As for some pictures of the ruins... We started out at Grupo F (no, the buildings aren't very creatively named here):

It's one of several perfectly symmetrical plazas the Mayans had constructed which acted like a natural amplifier. The Chief could stand in the center and address the crowds, and all his people would hear him - old school loudspeaker system! The Mayans were quite good with the sciences.

On to the Gran Plaza, which appeared to be the center of the old Mayan town:

40+ meter Templo II on the right and 55 meter tall Templo V in the background

You can climb Temple II, which offers a dramatic view onto Templo I

I was pretty excited about the whole thing! There was another more pensive picture up here, but this one was clearly a better call

One of the fun things about Tikal is that every time you climb one of the Temples, you get to see other ones poking up through the jungle canopy a ways away. So, we've been seeing the towering mass of Templo IV for a while now, before finally making our way over there.

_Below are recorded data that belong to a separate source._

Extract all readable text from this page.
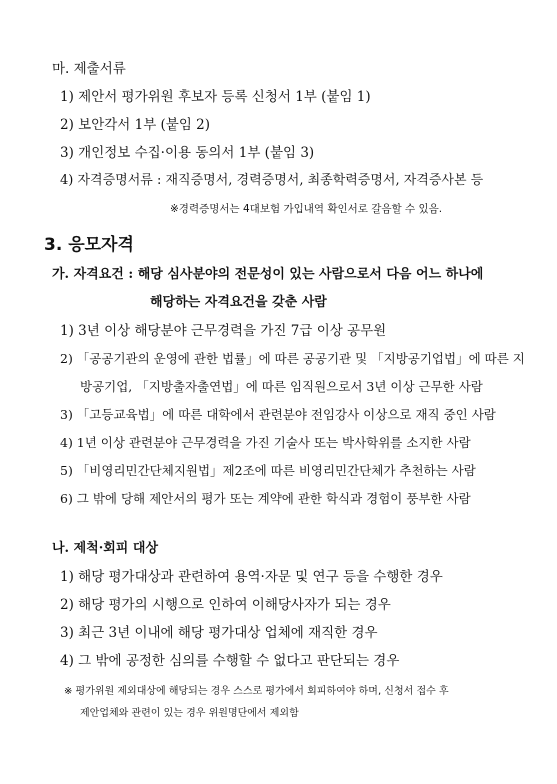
마. 제출서류
1) 제안서 평가위원 후보자 등록 신청서 1부 (붙임 1)
2) 보안각서 1부 (붙임 2)
3) 개인정보 수집·이용 동의서 1부 (붙임 3)
4) 자격증명서류 : 재직증명서, 경력증명서, 최종학력증명서, 자격증사본 등
※경력증명서는 4대보험 가입내역 확인서로 갈음할 수 있음.
3. 응모자격
가. 자격요건 : 해당 심사분야의 전문성이 있는 사람으로서 다음 어느 하나에
해당하는 자격요건을 갖춘 사람
1) 3년 이상 해당분야 근무경력을 가진 7급 이상 공무원
2) 「공공기관의 운영에 관한 법률」에 따른 공공기관 및 「지방공기업법」에 따른 지
방공기업, 「지방출자출연법」에 따른 임직원으로서 3년 이상 근무한 사람
3) 「고등교육법」에 따른 대학에서 관련분야 전임강사 이상으로 재직 중인 사람
4) 1년 이상 관련분야 근무경력을 가진 기술사 또는 박사학위를 소지한 사람
5) 「비영리민간단체지원법」제2조에 따른 비영리민간단체가 추천하는 사람
6) 그 밖에 당해 제안서의 평가 또는 계약에 관한 학식과 경험이 풍부한 사람
나. 제척·회피 대상
1) 해당 평가대상과 관련하여 용역·자문 및 연구 등을 수행한 경우
2) 해당 평가의 시행으로 인하여 이해당사자가 되는 경우
3) 최근 3년 이내에 해당 평가대상 업체에 재직한 경우
4) 그 밖에 공정한 심의를 수행할 수 없다고 판단되는 경우
※ 평가위원 제외대상에 해당되는 경우 스스로 평가에서 회피하여야 하며, 신청서 접수 후
제안업체와 관련이 있는 경우 위원명단에서 제외함
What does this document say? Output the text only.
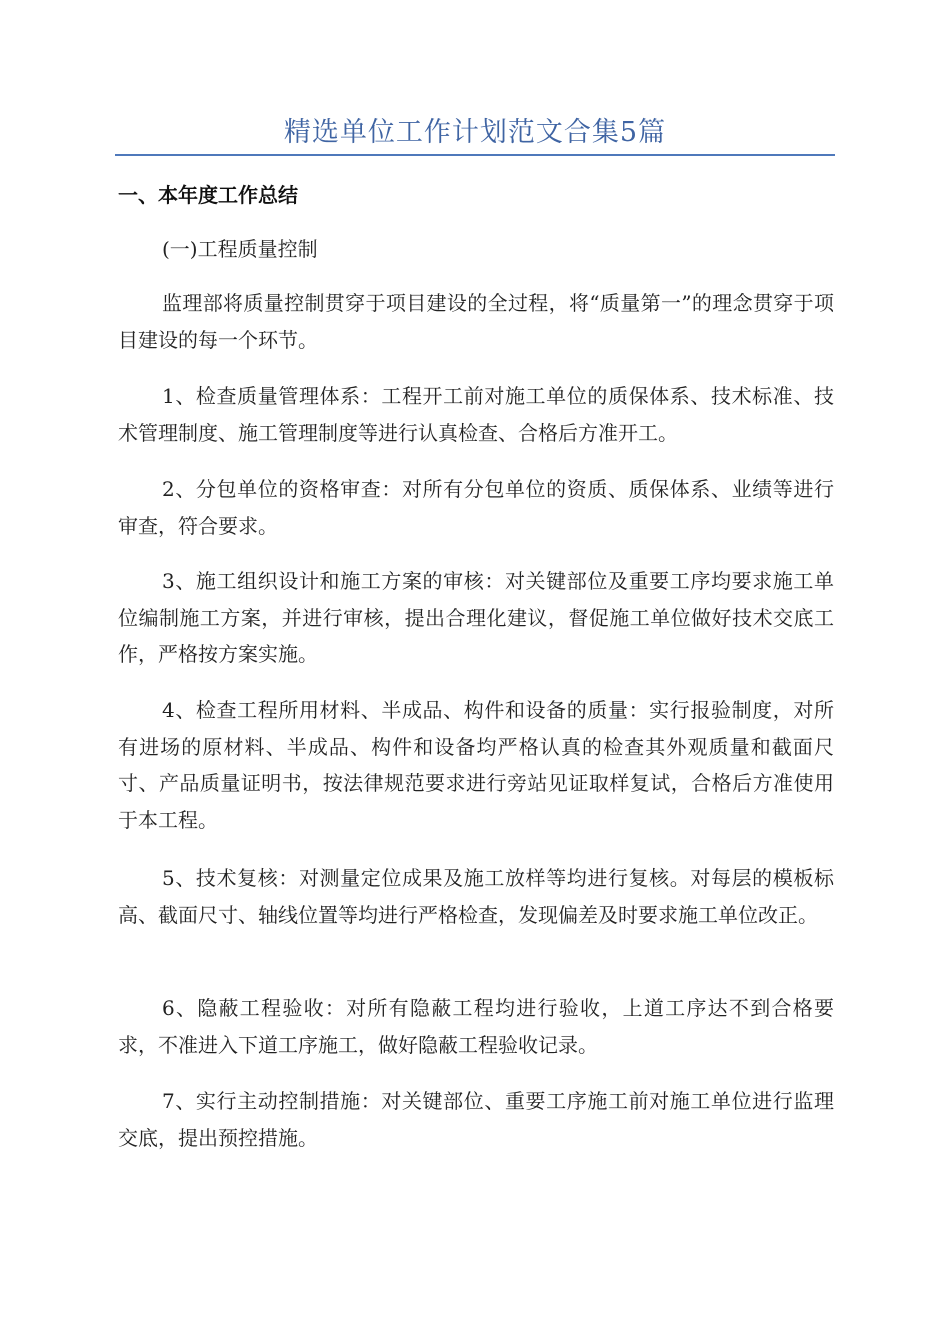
精选单位工作计划范文合集5篇
一、本年度工作总结
(一)工程质量控制

监理部将质量控制贯穿于项目建设的全过程，将“质量第一”的理念贯穿于项目建设的每一个环节。

1、检查质量管理体系：工程开工前对施工单位的质保体系、技术标准、技术管理制度、施工管理制度等进行认真检查、合格后方准开工。

2、分包单位的资格审查：对所有分包单位的资质、质保体系、业绩等进行审查，符合要求。

3、施工组织设计和施工方案的审核：对关键部位及重要工序均要求施工单位编制施工方案，并进行审核，提出合理化建议，督促施工单位做好技术交底工作，严格按方案实施。

4、检查工程所用材料、半成品、构件和设备的质量：实行报验制度，对所有进场的原材料、半成品、构件和设备均严格认真的检查其外观质量和截面尺寸、产品质量证明书，按法律规范要求进行旁站见证取样复试，合格后方准使用于本工程。

5、技术复核：对测量定位成果及施工放样等均进行复核。对每层的模板标高、截面尺寸、轴线位置等均进行严格检查，发现偏差及时要求施工单位改正。

6、隐蔽工程验收：对所有隐蔽工程均进行验收，上道工序达不到合格要求，不准进入下道工序施工，做好隐蔽工程验收记录。

7、实行主动控制措施：对关键部位、重要工序施工前对施工单位进行监理交底，提出预控措施。
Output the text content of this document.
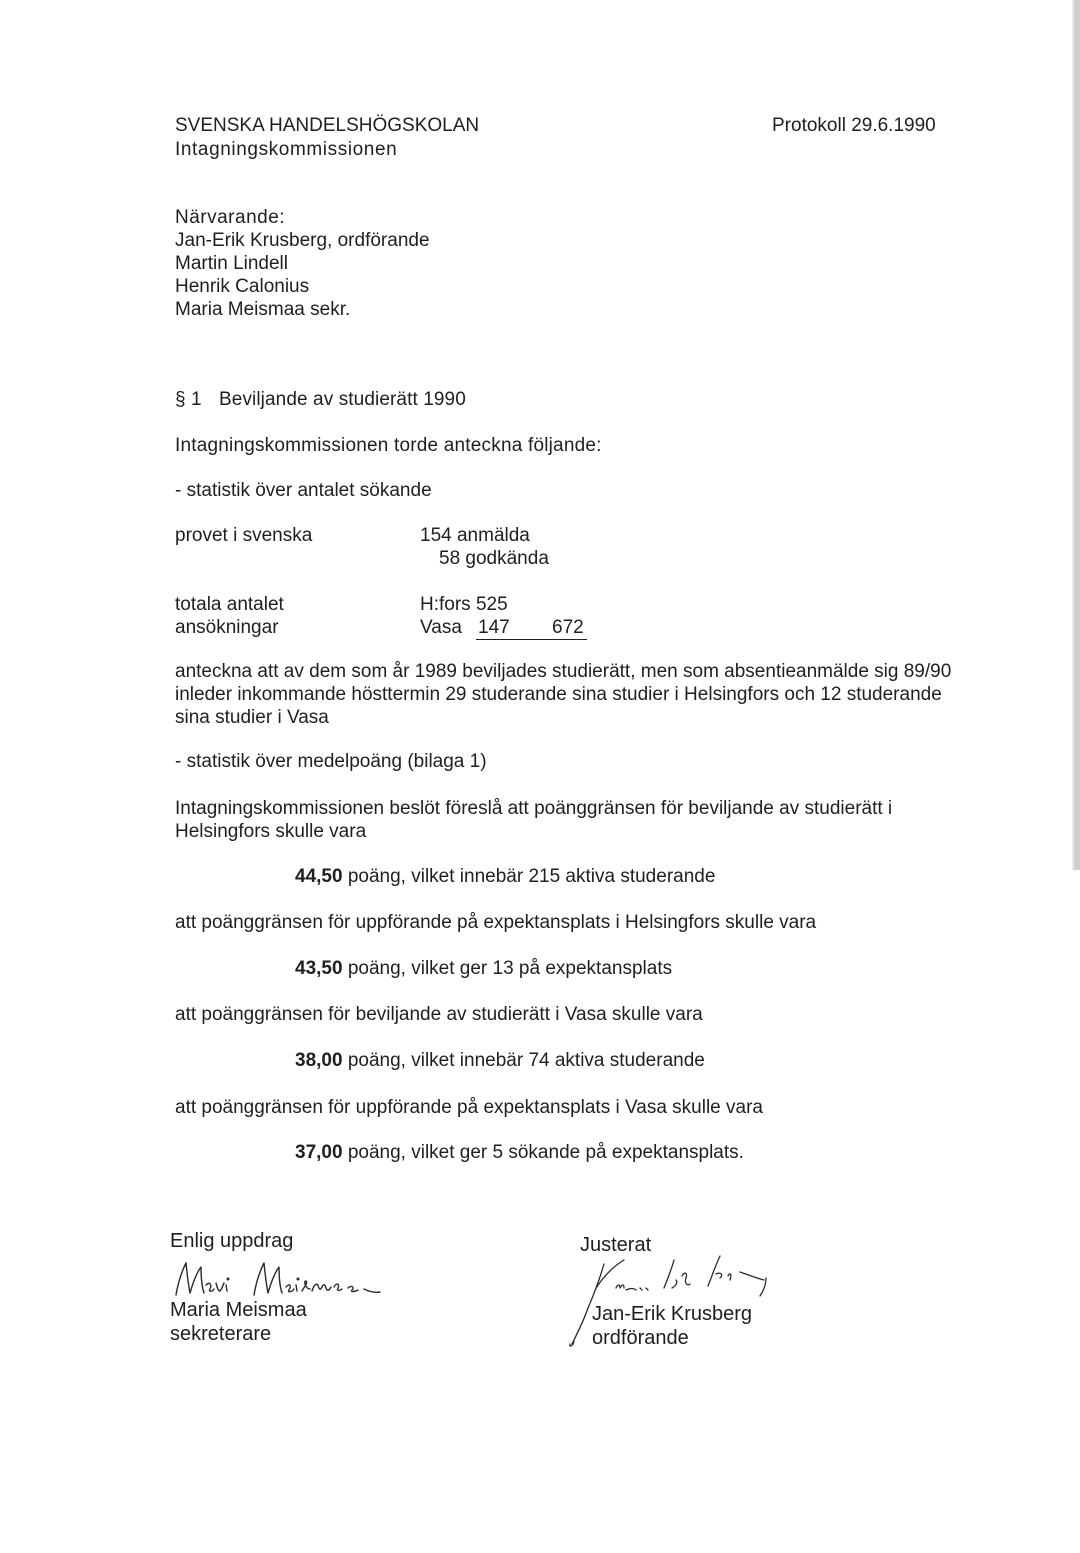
SVENSKA HANDELSHÖGSKOLAN
Intagningskommissionen
Protokoll 29.6.1990
Närvarande:
Jan-Erik Krusberg, ordförande
Martin Lindell
Henrik Calonius
Maria Meismaa sekr.
§ 1 Beviljande av studierätt 1990
Intagningskommissionen torde anteckna följande:
- statistik över antalet sökande
provet i svenska	154 anmälda
58 godkända
totala antalet
ansökningar
H:fors 525
Vasa 147 672
anteckna att av dem som år 1989 beviljades studierätt, men som absentieanmälde sig 89/90 inleder inkommande hösttermin 29 studerande sina studier i Helsingfors och 12 studerande sina studier i Vasa
- statistik över medelpoäng (bilaga 1)
Intagningskommissionen beslöt föreslå att poänggränsen för beviljande av studierätt i Helsingfors skulle vara
44,50 poäng, vilket innebär 215 aktiva studerande
att poänggränsen för uppförande på expektansplats i Helsingfors skulle vara
43,50 poäng, vilket ger 13 på expektansplats
att poänggränsen för beviljande av studierätt i Vasa skulle vara
38,00 poäng, vilket innebär 74 aktiva studerande
att poänggränsen för uppförande på expektansplats i Vasa skulle vara
37,00 poäng, vilket ger 5 sökande på expektansplats.
Enlig uppdrag
Maria Meismaa
sekreterare
Justerat
Jan-Erik Krusberg
ordförande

At 71 meters high, this was the tallest structure the Mayans had constructed. Temple height, naturally, was felt to equate with grandeur, importance, and overall awesomeness

And from the top of Temple IV, you get to see a bunch of other structures peeking through the jungle

Roughly at this point, the organized part of our tour had been over, so we were left to continue exploring on our own for a couple of hours. Which transitioned fairly quickly to lounging with beverages, but not before an opportunity had been identified to do something fairly stupid on the ruins - Safety Third!

In a new sign of personal restraint, I wasn't even the one doing it... Maybe it just wasn't that stupid :)

And with that, I felt I could safely pronounce myself done with Tikal and start heading towards the beaches in Belize. Which have been wonderful!